Negli edifici pubblici occorre affrontare il tema degli sprechi e vincolare gli appalti pubblici a requisiti di sostenibilità. Analizzare in tutti gli edifici pubblici gli sprechi energetici, di acqua e di rifiuti e porvi rimedio. Prevedere l’obbligatorietà dei piani di mobilità per i dipendenti e favorire il tele-lavoro.

- Gli insediamenti industriali a più elevata richiesta energetica (ad es. acciaierie, cementifici) dovrebbero ridurre drasticamente le emissioni entro il 2050 attraverso l’utilizzo di fonti energetiche più pulite, il miglioramento dell’efficienza energetica e l’impiego di tecnologie per la cattura e l’immagazzinamento della CO2.

L’agricoltura deve abbandonare l’uso dei fertilizzanti chimici, deve essere utilizzata come strumento di tutela dell’ambiente, della salubrità degli alimenti e della biodiversità e deve contribuire alla cattura di CO2 nei suoli e nelle foreste.
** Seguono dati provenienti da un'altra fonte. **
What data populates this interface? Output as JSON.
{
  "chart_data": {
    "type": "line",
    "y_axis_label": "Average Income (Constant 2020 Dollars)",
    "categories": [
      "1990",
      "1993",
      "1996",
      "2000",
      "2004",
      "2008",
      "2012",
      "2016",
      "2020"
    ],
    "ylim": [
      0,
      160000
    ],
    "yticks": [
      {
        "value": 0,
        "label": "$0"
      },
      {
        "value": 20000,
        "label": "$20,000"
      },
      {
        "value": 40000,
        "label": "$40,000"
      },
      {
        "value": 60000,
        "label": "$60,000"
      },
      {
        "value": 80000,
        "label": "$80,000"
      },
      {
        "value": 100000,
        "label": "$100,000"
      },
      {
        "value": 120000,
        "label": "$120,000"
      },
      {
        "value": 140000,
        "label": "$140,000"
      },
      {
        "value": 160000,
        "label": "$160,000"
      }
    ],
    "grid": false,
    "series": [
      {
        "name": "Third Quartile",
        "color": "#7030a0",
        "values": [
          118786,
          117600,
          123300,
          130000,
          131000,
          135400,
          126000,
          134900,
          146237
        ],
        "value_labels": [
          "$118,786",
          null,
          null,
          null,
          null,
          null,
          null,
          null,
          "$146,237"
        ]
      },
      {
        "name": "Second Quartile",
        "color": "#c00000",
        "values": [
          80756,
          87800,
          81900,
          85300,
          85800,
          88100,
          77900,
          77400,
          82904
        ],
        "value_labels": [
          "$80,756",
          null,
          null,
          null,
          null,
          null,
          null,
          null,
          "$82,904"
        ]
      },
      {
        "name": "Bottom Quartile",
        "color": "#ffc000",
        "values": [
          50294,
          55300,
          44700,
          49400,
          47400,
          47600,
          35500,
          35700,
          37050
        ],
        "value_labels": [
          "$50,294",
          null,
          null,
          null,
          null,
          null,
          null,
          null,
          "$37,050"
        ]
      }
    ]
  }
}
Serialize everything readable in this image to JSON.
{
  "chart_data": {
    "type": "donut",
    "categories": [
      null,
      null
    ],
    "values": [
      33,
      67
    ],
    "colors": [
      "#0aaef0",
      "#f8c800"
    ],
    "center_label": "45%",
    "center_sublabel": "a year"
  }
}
È anche necessario modificare le abitudini alimentari preferendo il consumo di vegetali e riducendo quello di carne.

La tutela e l’incremento del patrimonio boschivo devono essere garantite, evitando distorsioni speculative a fini energetici dell’impiego delle biomasse di origine vegetale.

La sicurezza della catena alimentare e delle risorse idriche deve diventare un obiettivo prioritario per tutti, anche prevenendo contaminazioni tossiche di suolo e falde acquifere e mettendo in atto adeguate misure di monitoraggio e bonifica dei siti inquinati.

- È urgente favorire una rapida transizione verso una riduzione degli sprechi e della produzione di rifiuti, verso il riciclo e il recupero di materia (economia circolare), anche sostendendo la ricerca in questo settore.

- I Paesi economicamente più avanzati dovrebbero investire risorse per ridurre l’impatto delle modificazioni climatiche sulla salute e il benessere non solo delle proprie popolazioni ma anche di quelle che vivono in aree geografiche a basso e medio reddito.

«E - conclude Isde - tutto questo non è più rimandabile».